Estados Unidos impuso el miércoles un paquete de sanciones contra siete organizaciones que, según la Administración, funcionaban como fachadas para canalizar fondos hacia las Brigadas Ezzeldín al Qassam, el ala militar de Hamas. Las medidas alcanzan a seis entidades benéficas con sede en la Franja de Gaza y a la Conferencia Popular de Palestinos en el Extranjero (PCPA), principal organizadora de flotillas que intentan romper el bloqueo marítimo impuesto por Israel. El Departamento del Tesoro basó las sanciones en documentos incautados por fuerzas israelíes en oficinas de Hamas tras el ataque del 7 de octubre de 2023.
El Tesoro identificó a las organizaciones gazatíes como Waed Society, Al Nur, Qawafil, Al Falá, Merciful Hands Gaza y Al Salamé. La Oficina de Control de Activos Extranjeros (OFAC) señala que, aunque estas entidades se presentan como proveedoras de atención médica y asistencia humanitaria, en la práctica sostendrían operaciones vinculadas al brazo militar de Hamas. El subsecretario del Tesoro para Terrorismo e Inteligencia Financiera, John Hurley, afirmó que la Administración no tolerará el uso del sistema financiero para financiar actividades terroristas.

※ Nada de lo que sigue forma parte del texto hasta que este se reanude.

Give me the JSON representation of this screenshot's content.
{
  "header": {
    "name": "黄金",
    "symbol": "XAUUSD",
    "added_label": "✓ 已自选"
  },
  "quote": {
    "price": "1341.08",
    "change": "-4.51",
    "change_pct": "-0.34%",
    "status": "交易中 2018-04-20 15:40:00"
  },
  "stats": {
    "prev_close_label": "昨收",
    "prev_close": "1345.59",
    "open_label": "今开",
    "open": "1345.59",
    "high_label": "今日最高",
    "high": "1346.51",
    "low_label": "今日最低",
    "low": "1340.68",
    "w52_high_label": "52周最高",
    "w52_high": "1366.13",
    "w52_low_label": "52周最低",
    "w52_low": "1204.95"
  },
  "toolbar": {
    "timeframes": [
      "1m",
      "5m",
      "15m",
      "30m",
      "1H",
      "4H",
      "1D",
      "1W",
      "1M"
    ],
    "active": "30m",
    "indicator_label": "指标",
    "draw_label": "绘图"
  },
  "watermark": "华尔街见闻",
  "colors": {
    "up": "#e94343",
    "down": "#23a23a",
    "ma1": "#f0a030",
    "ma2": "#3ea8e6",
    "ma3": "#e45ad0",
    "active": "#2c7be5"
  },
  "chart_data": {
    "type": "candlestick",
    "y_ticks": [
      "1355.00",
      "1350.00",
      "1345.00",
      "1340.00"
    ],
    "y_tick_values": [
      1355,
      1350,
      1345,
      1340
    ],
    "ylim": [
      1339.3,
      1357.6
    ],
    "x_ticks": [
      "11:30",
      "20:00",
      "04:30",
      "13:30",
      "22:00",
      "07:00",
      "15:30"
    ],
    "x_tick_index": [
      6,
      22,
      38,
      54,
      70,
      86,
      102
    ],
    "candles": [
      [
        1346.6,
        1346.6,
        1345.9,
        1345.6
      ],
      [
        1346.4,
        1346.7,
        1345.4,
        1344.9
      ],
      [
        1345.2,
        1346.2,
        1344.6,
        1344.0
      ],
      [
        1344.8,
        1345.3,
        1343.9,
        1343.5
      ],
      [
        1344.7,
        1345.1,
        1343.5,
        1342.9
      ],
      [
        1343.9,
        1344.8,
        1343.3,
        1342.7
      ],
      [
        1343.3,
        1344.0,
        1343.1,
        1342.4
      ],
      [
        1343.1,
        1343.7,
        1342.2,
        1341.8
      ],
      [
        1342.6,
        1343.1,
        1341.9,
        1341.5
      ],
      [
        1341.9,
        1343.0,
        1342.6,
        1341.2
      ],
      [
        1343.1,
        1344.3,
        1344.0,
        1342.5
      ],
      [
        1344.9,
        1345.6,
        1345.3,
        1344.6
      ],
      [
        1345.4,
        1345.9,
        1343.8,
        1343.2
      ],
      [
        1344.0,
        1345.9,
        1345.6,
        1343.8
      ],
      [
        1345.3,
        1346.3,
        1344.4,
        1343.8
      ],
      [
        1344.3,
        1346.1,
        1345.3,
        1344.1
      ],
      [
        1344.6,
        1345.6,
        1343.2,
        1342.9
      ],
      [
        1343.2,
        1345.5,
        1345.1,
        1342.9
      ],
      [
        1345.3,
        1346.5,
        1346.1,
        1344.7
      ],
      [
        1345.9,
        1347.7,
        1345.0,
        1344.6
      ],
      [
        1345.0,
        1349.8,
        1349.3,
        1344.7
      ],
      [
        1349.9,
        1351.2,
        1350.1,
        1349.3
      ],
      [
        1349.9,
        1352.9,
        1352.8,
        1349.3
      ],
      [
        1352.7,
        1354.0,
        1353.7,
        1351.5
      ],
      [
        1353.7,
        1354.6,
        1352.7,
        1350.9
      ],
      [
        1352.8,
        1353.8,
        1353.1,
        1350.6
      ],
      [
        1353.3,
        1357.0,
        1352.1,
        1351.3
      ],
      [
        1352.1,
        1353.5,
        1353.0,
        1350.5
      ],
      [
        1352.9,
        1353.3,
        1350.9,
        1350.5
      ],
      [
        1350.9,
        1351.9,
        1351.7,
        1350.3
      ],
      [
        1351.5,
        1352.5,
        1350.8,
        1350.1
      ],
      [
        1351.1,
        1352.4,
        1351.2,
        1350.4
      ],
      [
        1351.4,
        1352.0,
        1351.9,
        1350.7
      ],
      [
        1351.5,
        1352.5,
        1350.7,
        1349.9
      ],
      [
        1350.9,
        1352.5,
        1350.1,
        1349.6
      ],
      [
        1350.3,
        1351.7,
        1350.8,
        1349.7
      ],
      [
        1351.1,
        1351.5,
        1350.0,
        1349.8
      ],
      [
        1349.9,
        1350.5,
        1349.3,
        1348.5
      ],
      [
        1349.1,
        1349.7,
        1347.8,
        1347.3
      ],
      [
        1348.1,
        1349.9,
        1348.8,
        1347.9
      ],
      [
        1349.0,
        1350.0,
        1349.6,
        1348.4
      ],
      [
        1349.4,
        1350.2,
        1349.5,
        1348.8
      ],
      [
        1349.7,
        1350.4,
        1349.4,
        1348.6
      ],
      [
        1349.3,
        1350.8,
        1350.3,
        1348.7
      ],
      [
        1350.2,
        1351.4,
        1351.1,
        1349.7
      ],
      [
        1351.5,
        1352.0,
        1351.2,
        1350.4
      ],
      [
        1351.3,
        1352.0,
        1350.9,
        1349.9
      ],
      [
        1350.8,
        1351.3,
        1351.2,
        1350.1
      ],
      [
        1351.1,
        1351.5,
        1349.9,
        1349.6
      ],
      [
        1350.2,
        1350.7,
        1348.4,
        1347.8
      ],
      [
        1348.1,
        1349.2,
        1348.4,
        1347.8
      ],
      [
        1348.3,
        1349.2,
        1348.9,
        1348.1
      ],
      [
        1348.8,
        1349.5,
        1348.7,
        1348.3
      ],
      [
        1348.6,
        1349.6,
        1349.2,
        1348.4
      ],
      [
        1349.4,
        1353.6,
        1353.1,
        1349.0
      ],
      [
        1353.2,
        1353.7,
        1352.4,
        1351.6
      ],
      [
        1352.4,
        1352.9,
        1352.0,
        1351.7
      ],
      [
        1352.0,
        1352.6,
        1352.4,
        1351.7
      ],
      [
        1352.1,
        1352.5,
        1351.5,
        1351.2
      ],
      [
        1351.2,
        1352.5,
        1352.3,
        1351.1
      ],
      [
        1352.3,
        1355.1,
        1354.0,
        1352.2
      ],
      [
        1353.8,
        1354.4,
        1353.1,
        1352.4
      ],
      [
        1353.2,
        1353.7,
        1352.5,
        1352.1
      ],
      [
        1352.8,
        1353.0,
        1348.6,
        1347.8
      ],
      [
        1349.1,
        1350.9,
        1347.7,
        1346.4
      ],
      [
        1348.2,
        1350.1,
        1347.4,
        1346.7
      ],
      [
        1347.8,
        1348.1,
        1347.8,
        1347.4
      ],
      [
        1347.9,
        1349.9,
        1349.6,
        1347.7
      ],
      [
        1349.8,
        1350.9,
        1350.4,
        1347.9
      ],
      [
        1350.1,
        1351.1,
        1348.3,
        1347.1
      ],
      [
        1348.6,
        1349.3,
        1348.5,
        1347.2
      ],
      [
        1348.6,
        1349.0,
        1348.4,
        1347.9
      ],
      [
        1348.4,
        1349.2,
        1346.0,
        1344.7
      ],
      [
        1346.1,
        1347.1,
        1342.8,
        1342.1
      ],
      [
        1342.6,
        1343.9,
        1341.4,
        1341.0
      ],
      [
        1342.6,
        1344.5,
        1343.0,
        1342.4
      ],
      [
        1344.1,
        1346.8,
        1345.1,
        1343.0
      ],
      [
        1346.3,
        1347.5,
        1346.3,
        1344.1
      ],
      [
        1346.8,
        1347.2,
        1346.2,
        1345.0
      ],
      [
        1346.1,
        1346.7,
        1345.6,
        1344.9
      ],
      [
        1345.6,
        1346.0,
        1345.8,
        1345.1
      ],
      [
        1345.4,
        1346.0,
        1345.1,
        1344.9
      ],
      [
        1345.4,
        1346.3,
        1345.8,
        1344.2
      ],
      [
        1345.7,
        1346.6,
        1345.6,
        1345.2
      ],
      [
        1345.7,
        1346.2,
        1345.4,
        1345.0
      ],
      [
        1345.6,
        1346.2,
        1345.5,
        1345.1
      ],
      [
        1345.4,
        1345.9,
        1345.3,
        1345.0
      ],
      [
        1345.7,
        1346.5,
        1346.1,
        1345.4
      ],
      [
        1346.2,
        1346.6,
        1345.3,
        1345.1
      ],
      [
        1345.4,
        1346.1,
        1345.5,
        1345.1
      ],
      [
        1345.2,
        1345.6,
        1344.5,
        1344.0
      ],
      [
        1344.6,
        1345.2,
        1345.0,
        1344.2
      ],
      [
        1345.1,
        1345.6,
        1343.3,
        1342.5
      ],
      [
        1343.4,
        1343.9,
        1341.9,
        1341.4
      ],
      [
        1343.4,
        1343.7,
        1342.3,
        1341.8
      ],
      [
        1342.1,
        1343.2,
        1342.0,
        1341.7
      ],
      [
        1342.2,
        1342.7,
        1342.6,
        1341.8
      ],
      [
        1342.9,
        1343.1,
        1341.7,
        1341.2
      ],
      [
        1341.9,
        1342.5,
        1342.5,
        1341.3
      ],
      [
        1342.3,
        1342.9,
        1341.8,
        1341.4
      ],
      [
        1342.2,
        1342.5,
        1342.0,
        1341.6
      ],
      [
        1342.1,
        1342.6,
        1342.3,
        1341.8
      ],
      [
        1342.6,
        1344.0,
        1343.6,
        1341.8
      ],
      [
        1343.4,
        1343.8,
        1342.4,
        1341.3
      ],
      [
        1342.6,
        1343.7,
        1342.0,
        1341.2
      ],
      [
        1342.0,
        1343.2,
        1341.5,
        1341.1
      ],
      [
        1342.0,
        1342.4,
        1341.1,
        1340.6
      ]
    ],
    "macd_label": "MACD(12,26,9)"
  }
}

Las sanciones bloquean cualquier activo que los grupos tengan en Estados Unidos y prohíben transacciones con ellos. El Tesoro detalló que esas organizaciones están integradas en la estructura militar de Hamas: miembros de las fuerzas de seguridad internas del grupo están formalmente asignados a trabajar en estas entidades y Hamas proporciona instrucciones sobre cómo solicitar que sus organizaciones afiliadas ejecuten proyectos y servicios concretos.
Según la información oficial, Waed Society recibe financiación directa de Hamas para ejecutar proyectos en Gaza. Al Nur y Al Falá habrían transferido fondos directamente a la rama militar; el Tesoro afirmó que Al Falá canalizó 2,5 millones de dólares durante tres años. Merciful Hands, Al Salamé y Qawafil también habrían sido financiadas por el grupo para completar proyectos destinados a beneficiar a la organización.
La séptima entidad sancionada es la Conferencia Popular de Palestinos en el Extranjero (PCPA). El Departamento del Tesoro la identifica como el principal organizador de flotillas destinadas a desafiar el bloqueo marítimo sobre Gaza y afirma que actúa encubiertamente en nombre de Hamas. Según el comunicado, los aspectos estratégicos y tácticos de su actividad estarían controlados por el grupo islamista mediante la colocación de personas clave en posiciones relevantes.
Israel ha interceptado de forma sistemática estas flotillas, compuestas por múltiples embarcaciones, y ha detenido a sus participantes. Entre los activistas arrestados figura la sueca Greta Thunberg, que participó en una flotilla en junio de 2025 que fue interceptada por la Marina israelí en aguas internacionales; todos los activistas a bordo fueron detenidos y posteriormente deportados.
La PCPA, creada en 2018, funciona, según documentos recuperados en Gaza, como órgano representativo de Hamas en el exterior. Israel la designó como organización terrorista en 2021. Entre los documentos incautados hay una carta de 2021 firmada por Ismail Haniyeh, entonces jefe de la Oficina Política de Hamas, que describe cómo el grupo buscaría controlar el proceso político palestino mediante la escalada de la violencia y la ampliación de su alcance internacional, identificando a la PCPA como factor central.
El Tesoro también sancionó a Zaher Khaled Hassan Birawi, ciudadano británico y miembro fundador de la PCPA, identificado como líder de flotillas hacia Gaza durante los últimos quince años. En 2010 actuó como uno de los portavoces de la flotilla turca Mavi Marmara, incidente en el que murieron diez personas cuando fuerzas israelíes abordaron las embarcaciones en aguas internacionales.
El bloqueo naval sobre Gaza fue establecido por Israel a finales de 2009 para impedir el contrabando de armas tras la toma de control de la Franja por parte de Hamas en 2007. Una investigación independiente de Naciones Unidas sobre el incidente de la Mavi Marmara criticó el uso excesivo de la fuerza por parte de las fuerzas israelíes, pero consideró que el bloqueo naval era legal. Estas sanciones se enmarcan en un contexto de devastación en Gaza tras más de quince meses de conflicto iniciado con el ataque de Hamas del 7 de octubre de 2023, que dejó alrededor de 1.200 muertos en Israel y el secuestro de 251 personas. El Ministerio de Salud controlado por Hamas ha reportado más de 70.000 muertos en Gaza y Naciones Unidas había determinado previamente la existencia de situaciones de hambruna en el enclave.